Hey guys, today let’s talk about Databases and Full Text Search engines and how to combine the two, if possible.
As we all know, most production setups have their data source in at least two tech stacks-
- A transactional database
- A Full Text based search engine.
Let’s see why they are used, how they fulfil different requirements and how we can integrate both in a single tech stack.
A transactional database is needed to perform real time live updates and queries to retrieve the latest data stored in our database. Each update / query needs to be performed well, whether it is an insert or patch update or an algorithmic computation like group computation, sum, average or joins.
To make our queries faster most databases support building indexes based on BTree using fields as keys on different levels to speed up the lookup process inside our database. These indexes are mostly used for exact matches and range queries/sorts as is the property of the BTree. An example below shows a BTree made on Key and can see that Alex and Bob are placed before Jone and Tom is placed after Ron.
But what if we want to apply fuzzy text based search on a long text field?
Enter ElasticSearch, a famous Full Text search engine which lets you query on your textual data in a very fast method. It does this by creating an inverted index. This helps us search our database’s textual fields in a fuzzy way and can return us the most appropriate matches sorted by a match “score”. For example if we want werewolves and vampires, it’ll return all documents whose description field contains the words werewolves or vampires either together or separate and how well each document matched to our “search phrase”. It can also perform spell checking and provides tokenization capabilities.
Now, ElasticSearch is built on top of Apache Lucene, which is the main engine for this inverted text index and the algorithm building these inside. ElasticSearch is just an implementation of this engine which defines it’s own standards and query language.
The problem with two data sources
The problem having two separate data stores containing almost the same data but in different technical stacks arises when you have to sync the data between both of them. You may build your own pipelines or setup a plugin to do it for you, but each method is dependent on the source database format and the selected search engine. The second problem is of cost – when you are running your production environments, there is huge costs involved in setting up both, and you may want to remove the data duplicity.

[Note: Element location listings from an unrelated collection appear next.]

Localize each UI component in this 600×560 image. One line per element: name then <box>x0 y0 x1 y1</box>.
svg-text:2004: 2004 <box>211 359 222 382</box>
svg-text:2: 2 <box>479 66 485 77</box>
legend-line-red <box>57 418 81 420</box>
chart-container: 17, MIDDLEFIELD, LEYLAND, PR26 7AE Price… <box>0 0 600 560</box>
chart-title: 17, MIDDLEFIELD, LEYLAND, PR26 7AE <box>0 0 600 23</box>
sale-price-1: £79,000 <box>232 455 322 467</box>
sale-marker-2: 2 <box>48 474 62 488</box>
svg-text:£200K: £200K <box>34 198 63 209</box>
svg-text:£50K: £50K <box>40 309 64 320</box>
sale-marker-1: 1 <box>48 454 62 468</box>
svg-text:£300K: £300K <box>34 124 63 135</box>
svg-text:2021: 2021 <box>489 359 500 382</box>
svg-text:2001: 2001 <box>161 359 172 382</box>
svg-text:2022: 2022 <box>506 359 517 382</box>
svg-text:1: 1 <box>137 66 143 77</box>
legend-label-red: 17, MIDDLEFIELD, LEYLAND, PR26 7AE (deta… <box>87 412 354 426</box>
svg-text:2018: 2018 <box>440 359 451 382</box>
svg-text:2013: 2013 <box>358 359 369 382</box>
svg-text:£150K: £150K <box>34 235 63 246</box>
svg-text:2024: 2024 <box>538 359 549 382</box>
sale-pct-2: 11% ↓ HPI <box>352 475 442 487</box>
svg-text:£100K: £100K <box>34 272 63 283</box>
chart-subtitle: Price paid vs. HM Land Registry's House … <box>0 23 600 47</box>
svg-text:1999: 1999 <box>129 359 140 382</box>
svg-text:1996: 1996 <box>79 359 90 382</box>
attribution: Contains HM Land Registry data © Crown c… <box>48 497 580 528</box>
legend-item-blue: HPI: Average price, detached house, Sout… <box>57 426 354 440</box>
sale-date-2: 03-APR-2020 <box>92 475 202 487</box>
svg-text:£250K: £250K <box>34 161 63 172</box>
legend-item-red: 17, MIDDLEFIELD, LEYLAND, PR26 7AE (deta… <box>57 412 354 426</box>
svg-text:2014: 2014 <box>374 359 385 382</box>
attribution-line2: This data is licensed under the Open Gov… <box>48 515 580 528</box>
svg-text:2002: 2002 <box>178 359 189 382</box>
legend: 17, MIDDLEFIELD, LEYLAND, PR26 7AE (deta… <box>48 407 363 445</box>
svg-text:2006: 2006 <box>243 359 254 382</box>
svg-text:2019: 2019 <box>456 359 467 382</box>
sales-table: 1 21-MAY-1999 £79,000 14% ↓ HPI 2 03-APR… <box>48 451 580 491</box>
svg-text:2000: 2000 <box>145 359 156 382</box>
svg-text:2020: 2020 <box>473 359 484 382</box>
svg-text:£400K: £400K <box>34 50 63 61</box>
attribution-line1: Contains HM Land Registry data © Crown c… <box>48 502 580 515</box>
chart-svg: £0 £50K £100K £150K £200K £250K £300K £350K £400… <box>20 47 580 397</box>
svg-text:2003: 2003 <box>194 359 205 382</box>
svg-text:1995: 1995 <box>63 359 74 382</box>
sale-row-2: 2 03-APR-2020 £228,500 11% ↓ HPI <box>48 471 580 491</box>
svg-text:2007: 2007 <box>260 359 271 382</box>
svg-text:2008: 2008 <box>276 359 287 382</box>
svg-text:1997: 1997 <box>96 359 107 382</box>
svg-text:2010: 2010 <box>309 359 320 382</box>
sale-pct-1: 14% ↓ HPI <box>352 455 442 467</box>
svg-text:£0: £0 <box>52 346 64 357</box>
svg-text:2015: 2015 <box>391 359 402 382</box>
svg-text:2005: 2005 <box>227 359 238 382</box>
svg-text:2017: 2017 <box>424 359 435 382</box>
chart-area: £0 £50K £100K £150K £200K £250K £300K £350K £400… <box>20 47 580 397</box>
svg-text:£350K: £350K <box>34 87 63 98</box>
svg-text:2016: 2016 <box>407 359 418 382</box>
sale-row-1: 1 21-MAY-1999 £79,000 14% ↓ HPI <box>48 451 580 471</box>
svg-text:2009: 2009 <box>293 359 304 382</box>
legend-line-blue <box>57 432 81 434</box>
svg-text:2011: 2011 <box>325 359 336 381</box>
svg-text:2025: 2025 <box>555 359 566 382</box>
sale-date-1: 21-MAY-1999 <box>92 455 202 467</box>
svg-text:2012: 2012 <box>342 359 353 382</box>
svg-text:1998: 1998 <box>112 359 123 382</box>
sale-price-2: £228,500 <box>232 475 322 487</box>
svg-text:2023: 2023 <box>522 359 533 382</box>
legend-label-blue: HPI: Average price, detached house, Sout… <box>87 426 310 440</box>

What if I tell you that both can be combined together? There are now a few databases which support Full Text Search capabilities of which I’ll be showing my favourite and most easiest one.
MongoDb Atlas Search
Assuming you know what MongoDb is and how it is different from a relational database, I’ll talk more about implementing Full Text Search in your db.
Atlas Search is built on the same Apache Lucene framework and gives us power to implement FTS directly in our transactional database/collection alongside our own native MongoDb indexes we create. This means, whenever a new document is inserted/updated, it automatically starts getting reflected in our FTS queries without any other setup/configuration. Only thing needed is to define the mapping of your index, when you create one.!
Advantages of using MongoDb Atlas Search –
- Your FTS index resides alongside your own transactional data.
- Each document has a JSON like schema, making your search index mapping more powerful by indexing nested objects for Full Text Search.
- It gives you power to index the whole BSON format in Mongo FTS.
- You have the whole MQL (the whole vast aggregation pipeline) to play with in FTS queries. This is a major hit, as you can practically do anything with your matched response by using any aggregation stage you like.
I hope you get an idea of how well your technical stack could be, now that you have combined both of them. In the next blog, I’ll be showcasing a use case demo having Full Text Search inside your transactional database, and the performance and maintenance perks of having it.